Dependency Injection (DI) is a core Angular design pattern that aids in the management of dependencies as well as the flow of data and services inside an application. It allows for loose coupling between components, which makes your code more modular, maintainable, and testable.
Why are We using Dependency Injection and without dependency using what problem in real-life example?
Real-Life Example: A Car Factory
Imagine you're managing a car manufacturing factory. In your factory, you have various assembly lines responsible for different parts of the car, such as the engine, chassis, electronics, and tires. Each assembly line relies on specific tools and materials to complete its tasks.
Now, think about how you might manage these dependencies in your car factory.
- No Dependency Injection (DI): Without dependency injection, each assembly line would have to manage its own dependencies. For example:
- The engine assembly line would need to procure and maintain its own inventory of engines, tools, and spare parts.
- The electronics assembly line would need to do the same for electronic components.
- The tire assembly line would need its own inventory of tires and tire-related equipment.
- This approach would lead to several problems.
- Duplication of effort: Each assembly line would have to manage its dependencies separately, resulting in duplicated resources and potential inconsistencies.
- Maintenance nightmare: If a tool or part needed to be updated or replaced, every assembly line using that tool or part would need to be individually updated.
- Lack of flexibility: Changing or upgrading components or tools across multiple assembly lines would be challenging and error-prone.
- Dependency Injection (DI) in the Car Factory: Now, let's introduce dependency injection into the car factory.
- You create a central inventory management system (akin to Angular's dependency injection container).
- Each assembly line declares its dependencies on the central system.
- When an assembly line needs an engine, electronics, or tires, it requests them from the central inventory system (dependency injection).
- The central system ensures that each assembly line gets the correct parts and tools.
- Benefits of this approach.
- Centralized control: You have a single point of control for managing all dependencies, making it easier to update, replace, or upgrade tools and components.
- Consistency: All assembly lines use the same source for their dependencies, ensuring consistency and reducing errors.
- Flexibility: You can easily switch out components or tools across the factory by updating the central inventory system.
In Angular
In Angular applications, components, services, and other parts of the application often have dependencies. Dependency injection works similarly to the car factory example:
Angular's DI container manages dependencies and ensures that each component or service gets the correct instances of the dependencies it needs.
This promotes modularity, maintainability, and testability in your Angular application, as you can easily swap out components or services without modifying each dependent part individually.
So, in both the car factory and Angular, dependency injection simplifies management, promotes consistency, and makes it easier to adapt to changes in the dependencies, ultimately leading to more efficient and maintainable systems.
In Angular How to Achieve!
In Angular, dependency injection is achieved through the built-in dependency injection system.
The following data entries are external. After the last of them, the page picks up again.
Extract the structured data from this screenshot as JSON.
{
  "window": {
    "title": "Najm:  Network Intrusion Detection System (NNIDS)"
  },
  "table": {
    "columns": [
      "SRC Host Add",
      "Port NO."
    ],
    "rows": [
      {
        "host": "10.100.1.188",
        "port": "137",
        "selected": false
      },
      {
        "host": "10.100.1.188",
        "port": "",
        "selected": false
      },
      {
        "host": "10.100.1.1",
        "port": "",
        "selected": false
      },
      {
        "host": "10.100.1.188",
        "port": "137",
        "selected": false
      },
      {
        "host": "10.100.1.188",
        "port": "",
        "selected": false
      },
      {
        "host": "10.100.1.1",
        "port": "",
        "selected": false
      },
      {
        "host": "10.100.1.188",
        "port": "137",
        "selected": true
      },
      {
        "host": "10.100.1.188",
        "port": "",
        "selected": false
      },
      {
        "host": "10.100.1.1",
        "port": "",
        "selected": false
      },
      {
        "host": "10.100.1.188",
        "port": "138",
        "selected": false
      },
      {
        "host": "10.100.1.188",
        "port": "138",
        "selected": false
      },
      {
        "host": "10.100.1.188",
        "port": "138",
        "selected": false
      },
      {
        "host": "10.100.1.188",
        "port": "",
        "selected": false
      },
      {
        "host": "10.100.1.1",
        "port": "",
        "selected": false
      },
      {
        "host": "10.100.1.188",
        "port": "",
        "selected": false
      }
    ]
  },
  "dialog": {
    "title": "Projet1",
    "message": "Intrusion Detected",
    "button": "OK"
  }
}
Here's how you can achieve dependency injection in Angular.
Step 1. Create Service in your Application
First, you need to create a service that provides the functionality or data you want to inject into other components. Services are classes annotated with the @Injectable decorator. What are the services using this Application? All the functionalities of the service to implemented in the servicefile.
import { HttpClient } from '@angular/common/http';
import { Injectable } from '@angular/core';
import { environment } from 'src/environments/environment';
@Injectable({
providedIn: 'root'
})
export class EmployeeService {
EmpApi= environment.EmployeeAPI;
constructor(private http:HttpClient) { }
GetEmployeeList(){
return this.http.get(this.EmpApi+'Employee/List');
}
}
Step 2. Inject Service into Components
Next, you inject the service into the components or other services where you need it. You can do this by including the service as a parameter in the constructor of the component or service that requires it. Angular's dependency injection system will take care of providing an instance of the service automatically.
import { Component, OnInit } from '@angular/core';
import { EmployeeService } from 'src/app/Service/employee.service';
import { FormBuilder, FormGroup } from '@angular/forms';
import { Router } from '@angular/router';
@Component({
selector: 'app-employee-list',
templateUrl: './employee-list.component.html',
styleUrls: ['./employee-list.component.css']
})
export class EmployeeListComponent implements OnInit {
collectionData: any;
iframeSrc!: string;
constructor( private empService:EmployeeService,private route: Router){
}
ngOnInit(): void {
this.empList();
}
empList(){
return this.empService.GetEmployeeList().subscribe((res:any)=>{
this.collectionData=res.data;
})
}
}
Conclusion
That's it! With these steps, you've achieved dependency injection in Angular. The Angular framework will take care of creating and managing the service instances and injecting them where needed, promoting modularity and maintainability in your application.